A dating given by Oxford in 1994 suggests an age of 12-11.35 ka, a conclusion also reached by the LVR-Amt für Bodendenkmalpflege im Rheinland (Rhenish Office for the Preservation of Archaeological Monuments) through soil samples. In 2014, the 100th anniversary of the find, genetics determined that the individuals were not as related as siblings and may be potentially helpful for Out-Of-Africa. They discovered a meaty diet with freshwater fish and mussels, as well as plant gathering. They both grew up in different locations based on enamel isotopes. They ate closely related seeds from northern Scandinavia during childhood, suggesting that it served as a refugium for hunters. The woman had given birth at least once, and the man survived a fracture to the right ulna, and an injury to the left parietal that may have been an accident or a projectile, such as a slingshot.
Skulls
The skull of the woman is notable in having disintegrated sutures leading to mispositioning of the nasals and temporals as well as defects to the cranial base. It is 184 mm long, 129 mm in width, and 135 mm in height. The jaw apparatus is very well developed, the forehead is wider, the chin is strong, and the square orbits are large. The third right upper molar was missing in life and the molars bear less wear indicating a sooner eruption time, but otherwise the dentition was complete.
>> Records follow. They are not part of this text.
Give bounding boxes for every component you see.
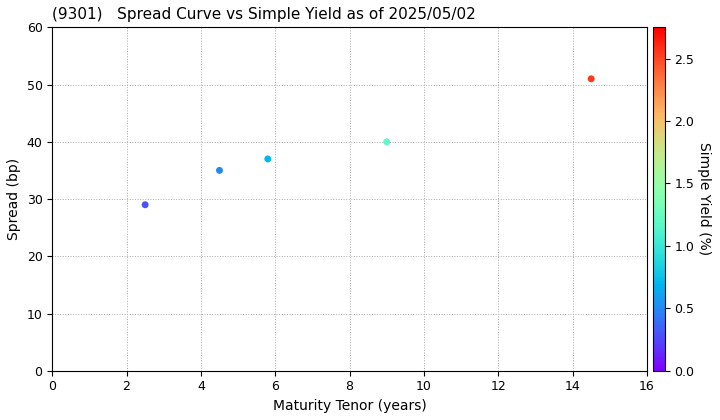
Point [140, 202, 151, 208]
X-axis label: Maturity Tenor (years): Maturity Tenor (years) [273, 399, 426, 413]
Point [585, 76, 597, 82]
Text: (9301)   Spread Curve vs Simple Yield as of 2025/05/02: (9301) Spread Curve vs Simple Yield as o… [53, 7, 476, 22]
Point [214, 167, 225, 174]
Point [381, 139, 392, 145]
Y-axis label: Spread (bp): Spread (bp) [7, 158, 21, 240]
Point [262, 155, 274, 162]
Y-axis label: Simple Yield (%): Simple Yield (%) [697, 142, 711, 256]
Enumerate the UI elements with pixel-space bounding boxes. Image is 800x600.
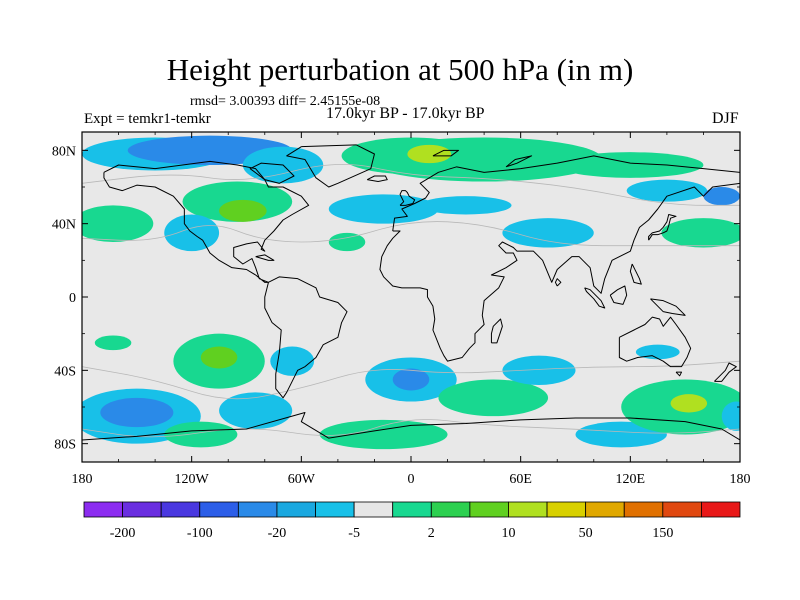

The body of the woman was first suggested to be 1.55 m (~5'1 f) tall and 20 years old, but current estimates suggest 1.6-1.63 m (~5'2-5'3 f) in height and 25 years in age. The man was first considered strange because of the facial breadth and robusticity (assuming these traits are unique to Neanderthals). The male skull is 193 mm long, 144 mm wide, and 138 mm high. This individual was around 40-50 years of age, only retaining the final two molars (which sat at an incline) and an upper canine. The exposed dentin is black and the enamel is greatly worn on all remaining teeth, and the teeth not accounted for were all lost during life. Original height calculations suggested great physical strength and a stature of 1.6 m (~5'2 f), but current calculations recover 1.67-1.68 m (~5'4-5'5 f). The man exhibits massiveness characteristic of upper Paleolithic people and also seen in Neanderthals.
Classification
Robert Bonnet initially attempted classification of the Oberkassel burial, finding resemblance to the Neanderthals in the skull of the man and resemblance to the Cro-Magnon humans through the narrow nose, sloped rectangular orbits, angled mandible, pronounced chin, and low, long face. He suggested that this population was subject to introgression, as evidenced by the morphology of each individual. Josef Szombathy (1920) first classified these hominins solely with Cro-Magnons, although recent research agrees that humans of this time were much more uniform than early racial classification suggests. Winfried Henke, who considers these specimens very important, investigated the burial in 1986 and especially focused on craniometric comparisons. He found "typical" European morphology, characterizing the man as "averagely robust" and the woman as "hyper-feminine type". Henke considered Oberkassel "decisive" as an ancestral role.
Archaeogenetics
The two Oberkassel specimens (c. 14 kya) represent the earliest yet found evidence for Western Hunter-Gatherer ancestry (WHG). The Oberkassel ancestry was found to be also close to the Gravettian Arene Candide 16 genome. The observed maternal haplogroups are U5, while the Y-chromosome of the male specimen belongs to a subclade of I-M170.